Sandisk (SNDK) is portrayed as vulnerable to demand downturns in a cyclical NAND market. The strongest counter is that long‑term AI/data‑center spending could keep memory demand and pricing more resilient than the article implies: ongoing 3D NAND cost declines, higher enterprise SSD share, and durable margins from a leading position. The piece glosses over secular growth drivers (hyperscale capex, storage‑intensive AI workloads) and potential synergies with Western Digital that could support a steadier earnings trajectory. Non-consensus risks exist, of course, but near‑term valuation looks attractive enough to buffer modest downside.

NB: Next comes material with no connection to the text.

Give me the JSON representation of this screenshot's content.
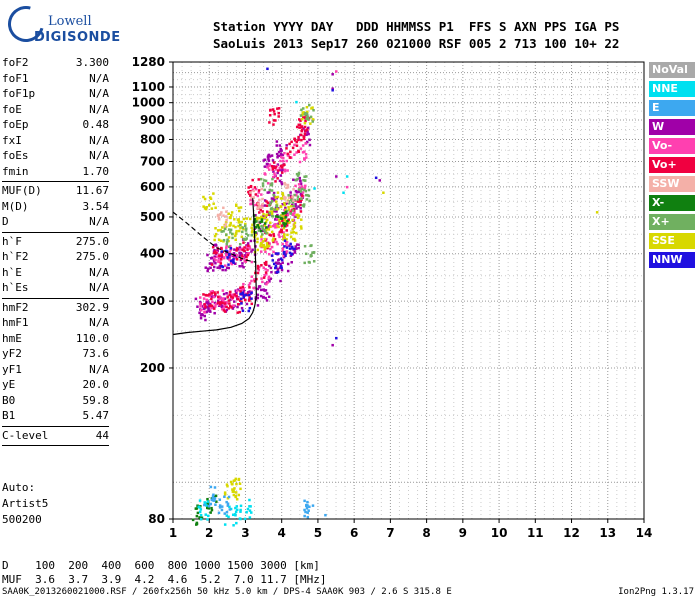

The counter to that bullish view is simple: memory cycles can turn hard and quickly. A single weak quarter or another large capacity addition could compress pricing and profits faster than investors expect, even with AI demand.
"The obsolete ticker discussion misses the real contagion effect on WDC's current valuation and share price reaction."
Gemini's factual correction on SNDK's obsolescence since the 2016 WDC acquisition is critical; treating it as a live ticker distorts cycle analysis. Yet the panel underplays that WDC's NAND exposure (via the merged entity) still trades at ~25x forward P/E with similar AI tailwinds. The 'ghost ticker' reaction may have spilled into actual WDC shares, amplifying the 7.3% move beyond pure noise.
"The market's confusion between obsolete tickers and parent entities creates a reflexive volatility risk that transcends standard cyclical memory analysis."
Gemini is correct about the ticker, but Grok’s pivot to WDC is the real danger. If the market is trading WDC based on a ghost ticker's 'hold' rating, it highlights a massive liquidity and sentiment fragility in the storage sector. We are ignoring the algorithmic feedback loop: if retail-heavy sentiment on outdated tickers triggers sell-side pressure on the actual WDC parent, the volatility isn't just cyclical—it's structural and reflexive. This is a technical trap, not a thesis.
"If a non-existent ticker can move the parent company's stock meaningfully, the market's information efficiency in storage is broken—raising systemic risk for any NAND-heavy position."
Gemini and Grok just identified the same trap from opposite angles: a dead ticker driving real-world WDC volatility. But nobody's asked the obvious follow-up—if Argus downgraded a ghost ticker and it moved WDC 7.3%, what does that tell us about WDC's actual analyst coverage quality? Are sell-side teams even distinguishing between NAND fundamentals and sentiment noise? That's a credibility issue for the entire storage thesis, not just a technical glitch.
"The ghost-ticker episode signals broader liquidity-driven mispricing risk in the NAND/storage complex, threatening a multiple contraction if supply normalization arrives sooner than consensus."
While the ticker glitch is indeed a technical snafu, it exposes a broader risk: liquidity-driven mispricing in the WDC/SNDK complex where coverage quality and name recognition lag actual fundamentals. If investors conflate SNDK with WDC and chase sentiment, downside could deepen once true NAND supply normalization hits earlier than feared. That makes the 60x multiple look increasingly fragile even if AI demand persists.
The panel consensus is that the market's reaction to an Argus 'hold' rating on the obsolete SNDK ticker has caused unwarranted volatility in Western Digital (WDC), which still has significant NAND exposure. While AI-driven demand and cost declines could support NAND prices, the risk of oversupply and structural volatility remains high.
Potential for higher NAND prices driven by AI/data-center spending and cost declines.
Structural and reflexive volatility due to algorithmic feedback loops and outdated tickers driving real-world WDC volatility.